What is Erasure Coding and When Should it Be Used?

shutterstock_90058201RAID has long been a mainstay of data protection. RAID protects against data loss from bad blocks or bad disks by either mirroring data on multiple disks in a storage array or adding parity blocks to the data, which allows for the recovery of failed blocks. Now another approach, erasure coding, is gaining traction.

Erasure coding uses sophisticated mathematics to break the data into multiple fragments and then it places the fragments in different locations. Locations can be disks within an array or, more likely, distributed nodes. If the fragments are spread over 16 nodes, for example, any ten can recover all the data. In other words, the data is protected even if six nodes, fail.

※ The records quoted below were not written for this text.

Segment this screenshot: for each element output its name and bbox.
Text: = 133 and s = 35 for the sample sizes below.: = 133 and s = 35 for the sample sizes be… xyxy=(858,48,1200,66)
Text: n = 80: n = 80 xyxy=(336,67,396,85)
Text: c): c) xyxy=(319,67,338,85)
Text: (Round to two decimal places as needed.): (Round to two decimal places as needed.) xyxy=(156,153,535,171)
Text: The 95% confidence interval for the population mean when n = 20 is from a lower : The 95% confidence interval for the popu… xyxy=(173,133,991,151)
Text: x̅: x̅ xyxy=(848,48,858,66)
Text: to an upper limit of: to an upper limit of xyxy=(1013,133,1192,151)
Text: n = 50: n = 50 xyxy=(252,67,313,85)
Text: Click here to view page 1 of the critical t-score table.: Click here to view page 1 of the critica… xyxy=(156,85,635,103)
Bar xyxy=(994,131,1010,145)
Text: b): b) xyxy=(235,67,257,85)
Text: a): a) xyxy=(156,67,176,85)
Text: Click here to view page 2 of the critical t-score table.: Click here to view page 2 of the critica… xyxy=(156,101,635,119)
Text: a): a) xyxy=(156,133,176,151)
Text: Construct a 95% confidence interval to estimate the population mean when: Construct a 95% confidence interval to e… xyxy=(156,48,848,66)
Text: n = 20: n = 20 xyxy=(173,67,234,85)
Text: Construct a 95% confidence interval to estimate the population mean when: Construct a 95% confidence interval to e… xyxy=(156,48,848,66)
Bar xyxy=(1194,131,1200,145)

This also means that if a node(s) fails, all the other nodes participate in replacing it, which makes erasure coding not as CPU-constrained as rebuilds are using RAID in a single array.

Erasure coding is finding many applications. It is often used, for example, for object storage, and vendors of file- and block-level storage are beginning to leverage the technology. Erasure coding has proven useful for scaled-out storage, protecting petabytes of lukewarm, back-up or archival data stored across multiple locations in the cloud. Of course, mirroring remains an option for these applications. This approach, however, requires double the storage capacity, but it does eliminate rebuilds.

RAID is still a strong strategy for safeguarding active, primary data. Data remains safe within the data center and rebuilds won’t tax available WAN bandwidth. To determine whether RAID or erasure coding is best for you, assess the impact each would have on your data protection needs.